Colombia seeks to create a volunteer-only military

By June 19, 2017

The General of the Colombian Army, Alberto Mejía, commented today on the planned transformation of the armed forces. The design for the new armed forces of Colombia will focus more upon a volunteer, professional and educated force rather than what he deemed as “robot soldiers”, or drafted soldiers who are compelled to serve.

The new legislation that has passed congress represents, for General Mejía, the start of this change. The law mandates a shorter military service period, from 24 months to 18 months. However, it still does not address the compulsory service as high school students will still be required to serve their country unless they receive a waiver.

Currently, Colombian military soldiers receive 90,000 pesos each month, or about US $30. This new legislation allows soldiers to make up to 350,000 pesos, or US $115, per month. If, after serving, the soldiers opt for a career in the military, they can make as much as 1.9 million or US $610 on a monthly basis.

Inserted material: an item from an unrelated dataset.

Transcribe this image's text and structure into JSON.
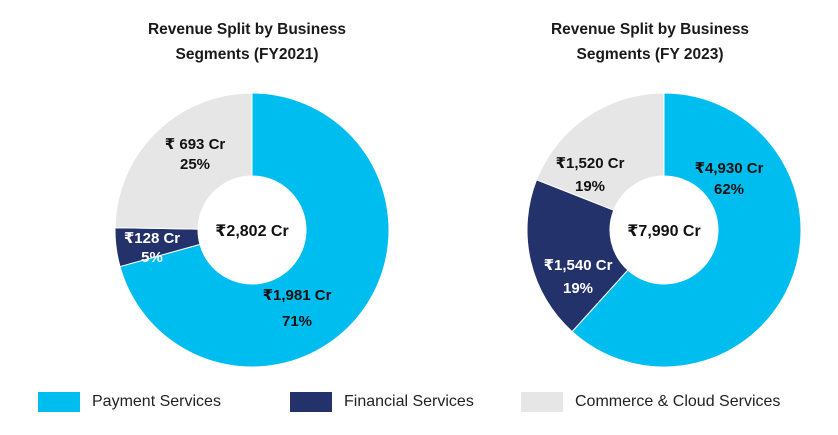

According to Mejía, the hope is that congress can go one step further and eliminate compulsory service entirely, creating an all-volunteer force. This would allow the military to increase the salaries of soldiers even further and provide better education and training in cooperation with SENA (National Learning Services) and the School of Professional Soldiers. The idea is that rather than compulsory service, the military could be a career that provides training and prepares soldiers to become professionals.

With currently more than 940,000 citizens who have avoided compulsory registration, the new law will allow for amnesty in exchange for one year of service to fulfill their obligations. Those who have evaded the draft and are older than 24, or those exempt from military service, would be required to pay 111,000 pesos as compensation to be released from this obligation. Students will be allowed to postpone their service until after they have completed their studies.

Colombia currently has 240,000 soldiers and this number continues to grow, with nearly 50% of the population under 25 years old. The hope is that the army can evolve to become a multifaceted, professional organization that is centered around the soldier, with better training and more access to technology. The plan is to be implemented over the next decade.